高市首相を始めとする日本会議・神社本庁界隈の輩がなぜ明治憲法の精神を復活させ、日本を神の国とする改憲を最重要目標に掲げ続けているのか。その理由について歴史を紐解き少しく説明いたします。
国家神道とはもともと日本にあった神道とは異なるもので、明治政府が政治的な目的のために国家の力で日本国民に染み込ませたものであります。
すなわち、明治維新で政権を奪取した維新政府は、永きに渡った徳川幕府の将軍よりも天皇にもっと重い権威付けをするために国家神道を打ち出し、天皇を『古事記』『日本書紀』に登場する神々の直系の子孫、この世に生きる現人神と位置づけ、国家統治の体制を作ろうとしたのであります。
神仏分離令が出され、仏教を解体せんと日本各地で廃仏毀釈の嵐が吹き荒れたのもこのためであります。
1889年(明治22年)発布の明治憲法は、事実上神社参拝や天皇崇拝を義務としました。
その翌年には教育勅語が作られ、天皇を現人神としてその絶対的な権威の下に国民皆兵を進めようとしたのであります。
全国の小学校では天皇・皇后の写真「御真影」と共に教育勅語が奉安所に収められ、式典の時に校長が奉読し、生徒たちは最敬礼で直立不動のまま聞く事が儀礼として定められた。
そして、道徳教育の授業において「天皇は現人神であり、天皇のために死ぬ事は最も尊い美徳である」と忠君愛国の精神を繰り返し刷り込まれていきました。
教育勅語の12の徳目の中で最も核心をなすのは最後一条、すなわち
「一旦緩急有れば義勇公に奉じ、以て天壌無窮の皇運を扶翼すべし」
「もし国に危機が迫ったならば国民は国家・天皇のために身命を捧げ、もって、天地と共に永遠に続く皇室の運命を助けよ」と。
一言で言えば「天皇のために命を捧げよ」という事であります。
また、天皇のために戦って亡くなった兵士の霊を祀る軍事的宗教施設として靖国神社が作られ「天皇陛下のために戦場で死ねば靖国神社に神として祀られる」という約束は、死に対する兵士の恐怖を名誉へと変える強力な仕組みとなりました。
これらが後の国家総動員法を正当化し、あの無謀な特攻隊へとつながっていくのであります。
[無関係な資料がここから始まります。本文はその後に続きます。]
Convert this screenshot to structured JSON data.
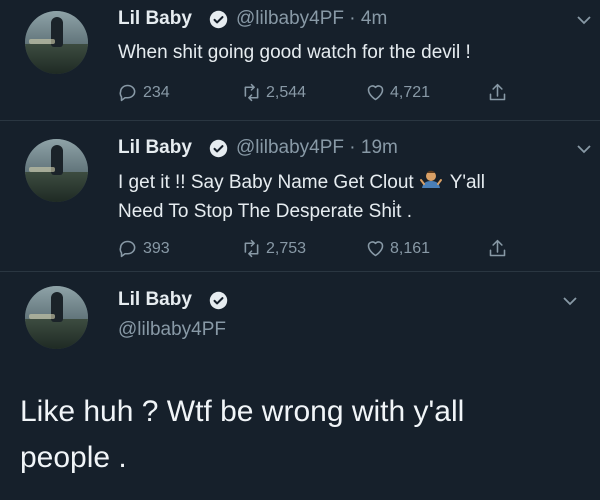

このように、国民皆兵の軍事国家の理念となったのが教育勅語だったのであります。
ちなみに、高市首相は幼い頃に教育勅語を両親から繰り返し教えられた事を自身のブログに記し、教育勅語の事を「現在においても尊重するべき正しい価値観」と絶賛し「見事な教育勅語は敗戦後のGHQ占領下で廃止されてしまいました」とその廃止を惜しんでおります。
高市首相の思想が戦前の日本を復活させようとする日本会議のそれにどっぷりつかり、その希求する国家像こそ天皇のために命を捧げる姿である事はこの事からも明らかであります。
話を戻しますが、こうして、謗法の国家神道を打ち立てた日本は日清・日露・日中・日米戦争へと引きずり込まれ、ついには三百数十万人の犠牲者を出して敗戦を迎える事になりました。